Researchers have discovered a new variant of the Emotet Trojan. The variant is said to utilize features that can aid the malware to propagate over internal networks.
Update November 2017: The Emotet banking Trojan has been updated to include a dangerous new component which has caused serious concerns among the security community. The malware is now able to extract data even over secured connections. The virus files can be easily sent using the most popular infection methods and the last major attacks proved that it remains one of the most popular payloads. Victims include end users from countries from Europe, The Middle East, North America and Asia. Learn how to protect from Emotet Trojan now.
What is the Emotet Trojan?
Lately, the trojan has been observed in a Fidelis Cybersecurity blog post to have evolved, also suggesting the actors behind the evolution may have been inspired by the Wannacry and NotPetya malware attacks which utilized worm-like capabilities to rapidly spread across networks.

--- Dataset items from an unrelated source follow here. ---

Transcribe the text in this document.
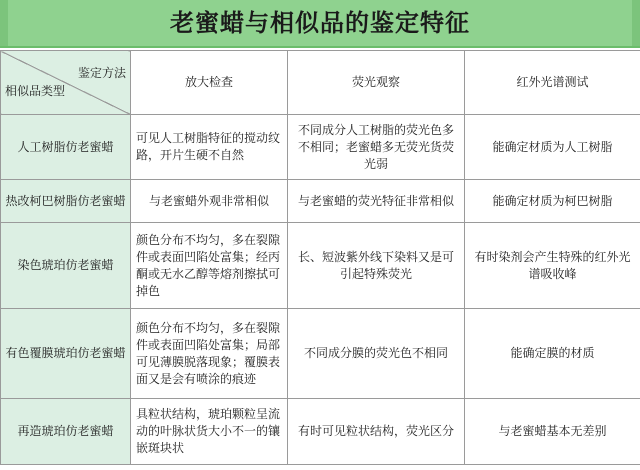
老蜜蜡与相似品的鉴定特征
鉴定方法
相似品类型	放大检查	荧光观察	红外光谱测试
人工树脂仿老蜜蜡	可见人工树脂特征的搅动纹路，开片生硬不自然	不同成分人工树脂的荧光色多不相同；老蜜蜡多无荧光货荧光弱	能确定材质为人工树脂
热改柯巴树脂仿老蜜蜡	与老蜜蜡外观非常相似	与老蜜蜡的荧光特征非常相似	能确定材质为柯巴树脂
染色琥珀仿老蜜蜡	颜色分布不均匀，多在裂隙件或表面凹陷处富集；经丙酮或无水乙醇等熔剂擦拭可掉色	长、短波紫外线下染料又是可引起特殊荧光	有时染剂会产生特殊的红外光谱吸收峰
有色覆膜琥珀仿老蜜蜡	颜色分布不均匀，多在裂隙件或表面凹陷处富集；局部可见薄膜脱落现象；覆膜表面又是会有喷涂的痕迹	不同成分膜的荧光色不相同	能确定膜的材质
再造琥珀仿老蜜蜡	具粒状结构，琥珀颗粒呈流动的叶脉状货大小不一的镶嵌斑块状	有时可见粒状结构，荧光区分	与老蜜蜡基本无差别
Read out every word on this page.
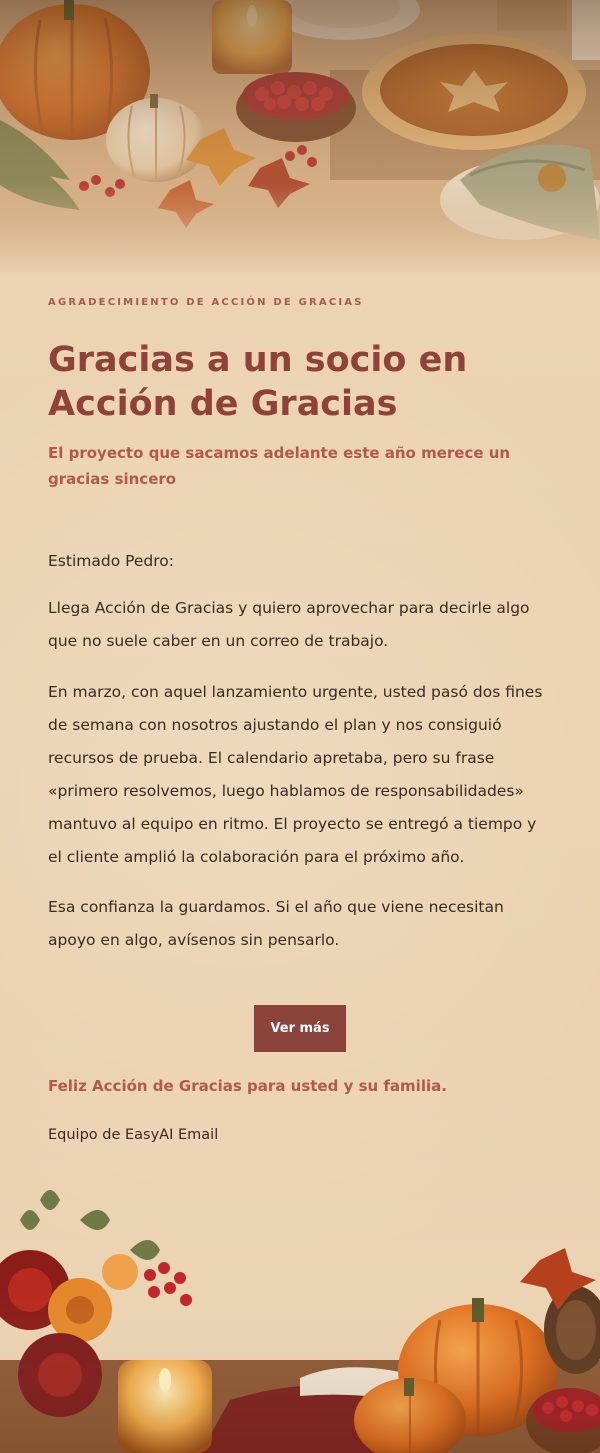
AGRADECIMIENTO DE ACCIÓN DE GRACIAS
Gracias a un socio en Acción de Gracias

El proyecto que sacamos adelante este año merece un gracias sincero

Estimado Pedro:

Llega Acción de Gracias y quiero aprovechar para decirle algo que no suele caber en un correo de trabajo.

En marzo, con aquel lanzamiento urgente, usted pasó dos fines de semana con nosotros ajustando el plan y nos consiguió recursos de prueba. El calendario apretaba, pero su frase «primero resolvemos, luego hablamos de responsabilidades» mantuvo al equipo en ritmo. El proyecto se entregó a tiempo y el cliente amplió la colaboración para el próximo año.

Esa confianza la guardamos. Si el año que viene necesitan apoyo en algo, avísenos sin pensarlo.

Ver más

Feliz Acción de Gracias para usted y su familia.

Equipo de EasyAI Email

There has been a spike in Emotet cases in the past week, confirmed SophosLabs who have blocked it from customer computers. The trojan itself is designed to steal a user’s online banking details. Although it is predominantly considered a trojan, Emotet also contains the necessary functionality features to be classified as a worm. The difference is that a trojan requires some degree of social engineering to trick an individual into enabling the infection whereas a worm can spread from one system to another without the aid of a user. When the Emotet trojan downloads, it then follows on to execute other payloads. And although it may not be a worm yet, it certainly has the potential to download and execute another component so it can spread itself to other systems.
How Does Emotet Work?
The infection begins with distribution via email spam. The chain of events is carried out in the following order:
- A spam email with a download link in it is sent to the victim’s inbox.
- The download link itself points to a Microsoft Word document.
- A VBA code that decodes and launches a Powershell script is found within the document once it has been downloaded.
- This results in the Powershell script attempting to download and run Emotet from multiple URL sources.
A self-extracting WinRAR archive contains all the necessary Emotet components. The WinRAR archive is bundled with a large dictionary of weak and commonly used passwords.
Emotet gains access by using the password dictionary to gain access to network systems. Once access is gained, it copies itself to hidden C$ or Admin $ shares. The copy tends to be given the filename of my.exe; however, other filenames are also said to have been used.
The trojan contains an embedded list of strings from which it can choose two words to add to the filename it will essentially use at the when infection is initiated. The strings chosen by the trojan are seeded using the hard disk volume ID. This effectively leads to the same hard disk always displaying the same filename for each infected system.
A self-updating component is also downloaded to ensure the trojan is capable of continuously download the latest copy of itself and other modules. This component is stored as “/%windows%\
Other modules that this component downloads are in effect used to gather credentials from other knows applications or in other cases harvest email addresses from outlook PST files to use them in targeted spam.
When the main Emotet component is updated by the updater component, the parent file is replaced using the same filename made up of the same strings chosen earlier on. The malware then installs and runs the newly updated exe as a Windows service.
Researchers have recently also discovered Dridex and Qbot infections on Emotet-infected systems. There is a high possibility that Emotet’s ability to download and execute other payloads is in fact currently being used to deploy further geo-targeted payloads.
Defensive Measure You Can Take Against Emotet
Since its detection, the attacker responsible for the Emotet outbreak has responded by creating new variants of the trojan as attacks persist, hence taking advantage of the malware’s updating feature. The IP address from which payloads were being downloaded has also been changed as a response since the malware caught researcher’s attention.
Emotet’s components are detected as:
- Mal/Emotet
- HPmal/Emotet
- Troj/EmotetMem-A
To guard against malware exploiting any Microsoft vulnerabilities in general:
- Carry out regular updates and apply them quickly.
- If possible, replace older Windows systems with the latest version.
Other Advice includes:
- If you receive a Word document through email without knowing the sender, do not open it.
- Lock down file sharing across your network.
- Use recommended password practices.
- Make sure users do not have default admin access.
- Block macros in Office documents.
- Consider strict email gateway settings.
- Use an anti-virus with an on-access scanner (also known as real-time protection).